I asked so many people and they don't understand it either. If you anybody could help it be much appreciated
Prove that f(x)=x^1/3 is continous at x=c for c>0
[Note: a³-b³=(a-b)(a²+ab+b²)]
It looks like he needs to do it by definition, ie. an $\displaystyle \epsilon - \delta$ proof.
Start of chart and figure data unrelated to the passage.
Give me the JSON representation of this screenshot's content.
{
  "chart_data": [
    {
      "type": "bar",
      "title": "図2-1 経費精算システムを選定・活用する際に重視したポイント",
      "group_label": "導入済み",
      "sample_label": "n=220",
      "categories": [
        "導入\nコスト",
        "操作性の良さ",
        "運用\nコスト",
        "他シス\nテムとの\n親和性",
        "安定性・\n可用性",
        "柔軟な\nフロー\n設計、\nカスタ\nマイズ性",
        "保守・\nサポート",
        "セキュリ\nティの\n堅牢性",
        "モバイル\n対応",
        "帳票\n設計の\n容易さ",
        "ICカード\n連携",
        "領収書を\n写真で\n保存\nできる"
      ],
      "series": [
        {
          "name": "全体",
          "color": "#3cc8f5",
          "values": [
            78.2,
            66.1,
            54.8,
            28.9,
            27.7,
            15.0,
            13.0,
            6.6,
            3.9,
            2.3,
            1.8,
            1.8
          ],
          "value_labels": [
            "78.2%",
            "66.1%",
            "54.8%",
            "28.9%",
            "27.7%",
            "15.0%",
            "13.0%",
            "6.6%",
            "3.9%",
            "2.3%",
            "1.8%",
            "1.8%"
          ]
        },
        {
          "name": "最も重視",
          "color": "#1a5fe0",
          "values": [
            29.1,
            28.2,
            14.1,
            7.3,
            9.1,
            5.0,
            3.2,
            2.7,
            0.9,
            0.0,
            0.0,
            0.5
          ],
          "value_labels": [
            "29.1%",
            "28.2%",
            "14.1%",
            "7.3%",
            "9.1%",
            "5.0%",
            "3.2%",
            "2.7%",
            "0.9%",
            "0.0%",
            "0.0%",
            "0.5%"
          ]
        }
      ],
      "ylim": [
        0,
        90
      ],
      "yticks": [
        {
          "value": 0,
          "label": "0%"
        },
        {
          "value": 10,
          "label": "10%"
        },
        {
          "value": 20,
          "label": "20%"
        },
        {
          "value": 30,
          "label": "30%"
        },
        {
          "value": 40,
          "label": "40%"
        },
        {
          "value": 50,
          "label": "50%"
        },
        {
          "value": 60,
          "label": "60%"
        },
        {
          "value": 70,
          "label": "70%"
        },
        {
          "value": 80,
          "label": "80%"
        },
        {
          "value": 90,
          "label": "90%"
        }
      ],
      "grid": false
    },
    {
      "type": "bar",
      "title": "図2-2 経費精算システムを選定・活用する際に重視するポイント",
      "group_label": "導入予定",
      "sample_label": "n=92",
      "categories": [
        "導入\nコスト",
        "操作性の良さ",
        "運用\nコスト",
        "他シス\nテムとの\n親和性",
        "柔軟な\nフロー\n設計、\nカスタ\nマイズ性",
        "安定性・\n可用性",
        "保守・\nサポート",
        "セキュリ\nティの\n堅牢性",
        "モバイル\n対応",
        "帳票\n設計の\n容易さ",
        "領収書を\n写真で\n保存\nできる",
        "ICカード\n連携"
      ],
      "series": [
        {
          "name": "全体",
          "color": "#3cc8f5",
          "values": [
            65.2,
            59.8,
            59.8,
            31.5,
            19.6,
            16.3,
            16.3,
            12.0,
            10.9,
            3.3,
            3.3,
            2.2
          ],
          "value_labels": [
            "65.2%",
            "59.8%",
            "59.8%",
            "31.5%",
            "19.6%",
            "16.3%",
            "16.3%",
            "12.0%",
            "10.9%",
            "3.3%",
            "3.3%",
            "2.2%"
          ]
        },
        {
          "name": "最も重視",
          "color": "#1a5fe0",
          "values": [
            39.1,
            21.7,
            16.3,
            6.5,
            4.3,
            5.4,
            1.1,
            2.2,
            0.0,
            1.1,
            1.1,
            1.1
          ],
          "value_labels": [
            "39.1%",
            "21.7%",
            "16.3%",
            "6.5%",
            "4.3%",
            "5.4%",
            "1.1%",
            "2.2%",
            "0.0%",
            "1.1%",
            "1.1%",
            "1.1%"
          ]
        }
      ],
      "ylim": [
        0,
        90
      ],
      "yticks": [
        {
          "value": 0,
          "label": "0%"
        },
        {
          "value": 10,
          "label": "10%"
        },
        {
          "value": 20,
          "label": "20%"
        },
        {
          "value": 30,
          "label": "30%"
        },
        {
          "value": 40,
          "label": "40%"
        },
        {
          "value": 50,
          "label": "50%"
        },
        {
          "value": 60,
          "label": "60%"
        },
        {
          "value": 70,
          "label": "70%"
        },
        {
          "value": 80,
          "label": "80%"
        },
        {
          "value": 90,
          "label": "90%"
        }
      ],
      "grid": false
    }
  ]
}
@swtbellrose: Assume $\displaystyle |x-c| < \delta$ and use the hint: $\displaystyle \displaystyle |x-c| = \left| \left( x^{\frac{1}{3}} \right) ^3 - \left( c^{\frac{1}{3}} \right) ^3 \right| = \left| \left( x^{\frac{1}{3}} - c^{\frac{1}{3}} \right) \left(x^{\frac{2}{3}} + x^{\frac{1}{3}}c^{\frac{1}{3}} + c^{\frac{2}{3}} \right) \right|$
Now try to find a good $\displaystyle \delta$ so that $\displaystyle \left| x^{\frac{1}{3}} - c^{\frac{1}{3}} \right| < \epsilon$
But of course, since swtbellrose did not show any work at all, we have no idea what the problem really is. My first thought was just to note that $\displaystyle \lim_{x\to 0}x^{1/3}= 0$ which is the value of $\displaystyle 0^{1/3}$ so the function is continuous at x= 0.